Ilustrasi (Foto: Freepik)

Like

Emiten properti PT Surya Semesta Internusa Tbk. (SSIA) mencetak pendapatan sebesar Rp1,46 triliun pada semester I/2020.

Berdasarkan laporan keuangan yang diterbitkan perseroan, SSIA mengalami penurunan pendapatan dibandingkan periode tahun lalu Rp1,81 triliun. Adapun beban pokok pendapatan SSIA tercatat sebesar Rp1,21 triliun.

Emiten properti itu mencatatkan penambahan beban keuangan dari posisi Rp75,03 miliar menjadi Rp100 miliar.
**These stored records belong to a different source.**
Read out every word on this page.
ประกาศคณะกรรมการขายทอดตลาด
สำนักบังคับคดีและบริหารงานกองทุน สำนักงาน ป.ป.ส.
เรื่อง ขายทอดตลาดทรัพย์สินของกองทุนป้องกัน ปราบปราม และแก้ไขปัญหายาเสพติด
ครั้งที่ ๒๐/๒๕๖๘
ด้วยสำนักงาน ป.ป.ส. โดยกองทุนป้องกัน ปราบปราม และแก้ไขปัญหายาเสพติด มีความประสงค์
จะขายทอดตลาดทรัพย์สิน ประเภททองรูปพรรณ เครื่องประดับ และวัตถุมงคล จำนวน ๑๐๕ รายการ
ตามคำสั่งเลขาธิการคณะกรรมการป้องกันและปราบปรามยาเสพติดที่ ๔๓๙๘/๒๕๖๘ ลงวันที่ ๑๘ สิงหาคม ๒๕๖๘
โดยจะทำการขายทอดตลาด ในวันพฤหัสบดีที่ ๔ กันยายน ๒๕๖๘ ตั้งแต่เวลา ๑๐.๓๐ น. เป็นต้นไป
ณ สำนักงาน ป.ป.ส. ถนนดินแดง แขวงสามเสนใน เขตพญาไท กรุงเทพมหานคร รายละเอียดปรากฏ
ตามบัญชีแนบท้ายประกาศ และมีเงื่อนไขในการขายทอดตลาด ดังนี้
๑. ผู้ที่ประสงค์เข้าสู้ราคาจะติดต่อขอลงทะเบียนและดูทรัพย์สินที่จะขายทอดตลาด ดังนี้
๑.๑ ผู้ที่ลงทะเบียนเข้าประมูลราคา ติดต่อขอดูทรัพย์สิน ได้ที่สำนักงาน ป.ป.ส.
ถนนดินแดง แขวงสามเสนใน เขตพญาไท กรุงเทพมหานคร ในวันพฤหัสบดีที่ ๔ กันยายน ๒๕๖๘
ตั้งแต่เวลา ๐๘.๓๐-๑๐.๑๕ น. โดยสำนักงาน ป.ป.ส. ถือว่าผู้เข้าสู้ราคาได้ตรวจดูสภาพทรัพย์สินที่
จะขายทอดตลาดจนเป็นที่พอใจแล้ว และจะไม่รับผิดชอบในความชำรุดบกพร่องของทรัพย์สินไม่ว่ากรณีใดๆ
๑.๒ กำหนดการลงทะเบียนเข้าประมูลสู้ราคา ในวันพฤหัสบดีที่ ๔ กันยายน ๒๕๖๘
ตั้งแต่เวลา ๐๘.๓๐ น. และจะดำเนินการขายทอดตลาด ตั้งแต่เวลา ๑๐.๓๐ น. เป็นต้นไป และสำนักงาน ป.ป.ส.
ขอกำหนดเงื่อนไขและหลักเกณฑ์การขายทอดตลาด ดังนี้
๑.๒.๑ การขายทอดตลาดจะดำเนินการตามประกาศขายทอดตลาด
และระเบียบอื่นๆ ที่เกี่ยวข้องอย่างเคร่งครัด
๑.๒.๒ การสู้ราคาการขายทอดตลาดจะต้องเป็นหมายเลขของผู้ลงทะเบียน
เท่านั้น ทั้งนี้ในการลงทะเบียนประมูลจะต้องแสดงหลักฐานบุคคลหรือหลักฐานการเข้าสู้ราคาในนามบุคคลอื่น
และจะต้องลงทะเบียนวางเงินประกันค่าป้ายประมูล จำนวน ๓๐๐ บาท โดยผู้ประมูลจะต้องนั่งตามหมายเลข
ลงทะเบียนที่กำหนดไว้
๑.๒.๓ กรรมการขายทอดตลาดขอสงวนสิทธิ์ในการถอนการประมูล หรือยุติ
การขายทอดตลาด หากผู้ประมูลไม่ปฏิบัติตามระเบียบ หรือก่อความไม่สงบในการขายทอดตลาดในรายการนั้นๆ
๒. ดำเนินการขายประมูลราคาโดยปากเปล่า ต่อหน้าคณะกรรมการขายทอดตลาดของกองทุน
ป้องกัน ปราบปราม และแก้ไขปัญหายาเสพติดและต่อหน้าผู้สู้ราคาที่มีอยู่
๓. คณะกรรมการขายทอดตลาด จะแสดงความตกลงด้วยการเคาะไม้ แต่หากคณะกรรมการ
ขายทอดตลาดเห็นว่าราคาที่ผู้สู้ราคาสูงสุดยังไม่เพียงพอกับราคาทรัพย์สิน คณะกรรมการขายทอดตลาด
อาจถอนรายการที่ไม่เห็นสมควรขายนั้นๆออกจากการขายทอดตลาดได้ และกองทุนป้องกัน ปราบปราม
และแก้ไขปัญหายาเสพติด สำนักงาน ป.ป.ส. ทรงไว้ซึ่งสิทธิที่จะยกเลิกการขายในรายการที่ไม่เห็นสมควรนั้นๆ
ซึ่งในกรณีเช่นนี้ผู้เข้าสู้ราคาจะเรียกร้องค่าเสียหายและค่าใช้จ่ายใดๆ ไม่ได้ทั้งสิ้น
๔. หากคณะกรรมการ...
Hal ini menyebabkan rugi sebelum pajak emiten itu naik menjadi Rp119,68 miliar dari posisi Rp75,03 miliar.

Setelah dikurangi pajak dan lain-lain, seperti dikutip dari Bisnis.com, SSIA mengalami kerugian Rp122,90 miliar naik dari posisi tahun sebelumnya Rp33,85 miliar. Begitu juga dengan rugi per saham menjadi Rp26,91 naik dari level Rp7,28.

Selain itu, SSIA tercatat memiliki total liabilitas Rp3,50 triliun. Liabilitas jangka pendek menyumbang Rp1,63 triliun dan jangka panjang Rp1,87  triliun. Total aset perseroan mencapai Rp7,82 triliun dengan aset lancar Rp3,44 triliun dan aset tidak lancar Rp4,37 triliun.
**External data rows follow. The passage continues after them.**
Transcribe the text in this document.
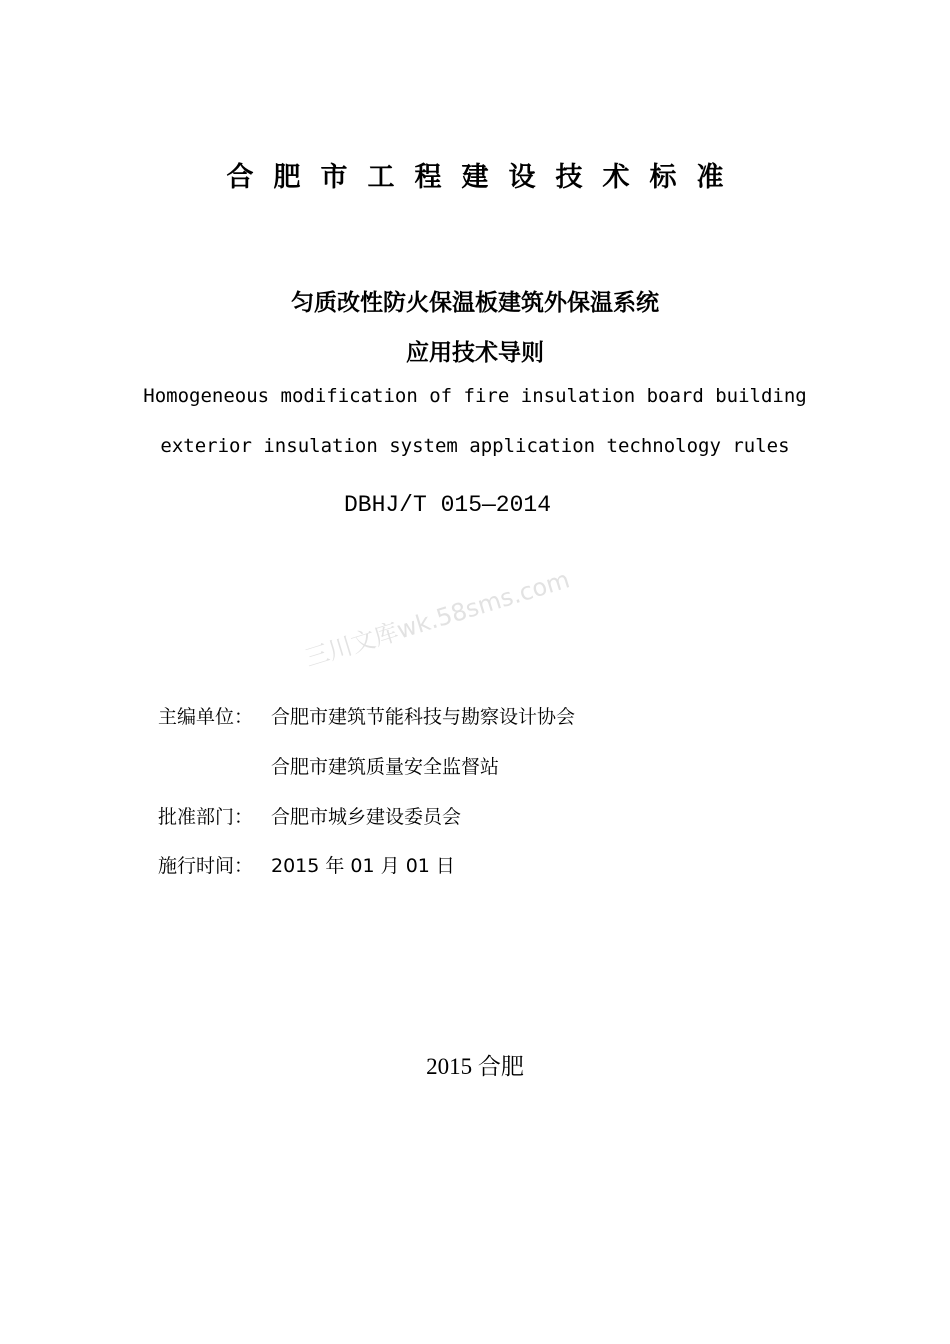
三川文库wk.58sms.com
合肥市工程建设技术标准
匀质改性防火保温板建筑外保温系统
应用技术导则
Homogeneous modification of fire insulation board building
exterior insulation system application technology rules
DBHJ/T 015—2014
主编单位： 合肥市建筑节能科技与勘察设计协会
合肥市建筑质量安全监督站
批准部门： 合肥市城乡建设委员会
施行时间： 2015 年 01 月 01 日
2015 合肥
Sebelumnya, Investor Relation Surya Semesta Internusa Erlin Budiman mengatakan kondisi itu kini mulai pulih sejak kenormalan baru mulai ditetapkan.

Meski tidak memberikan angka detail mengenai okupansi kamar, Erlin mengatakan sudah ada perbaikan dibandingkan ketika saat operasional ditutup.

"Sebelumnya hotel kami tutup kemudian pada bulan Juni sudah buka. Namun, belum kembali normal okupansi kamar hanya saja ada peningkatan dari minggu ke minggu," katanya kepada Bisnis pada Rabu (15/7/2020).

Menurutnya secara perlahan kamar-kamar hotel mulai terisi. Sebagai informasi, emiten berkode saham SSIA itu memiliki 3 jaringan hotel yakni Hotel Melia, Batiqa dan Banyan Tree Ungasan.

Dari ketiga jaringan hotel itu, Erlin mengatakan Batiqa cabang Pekanbaru dan Palembang memiliki perkembangan yang cukup baik.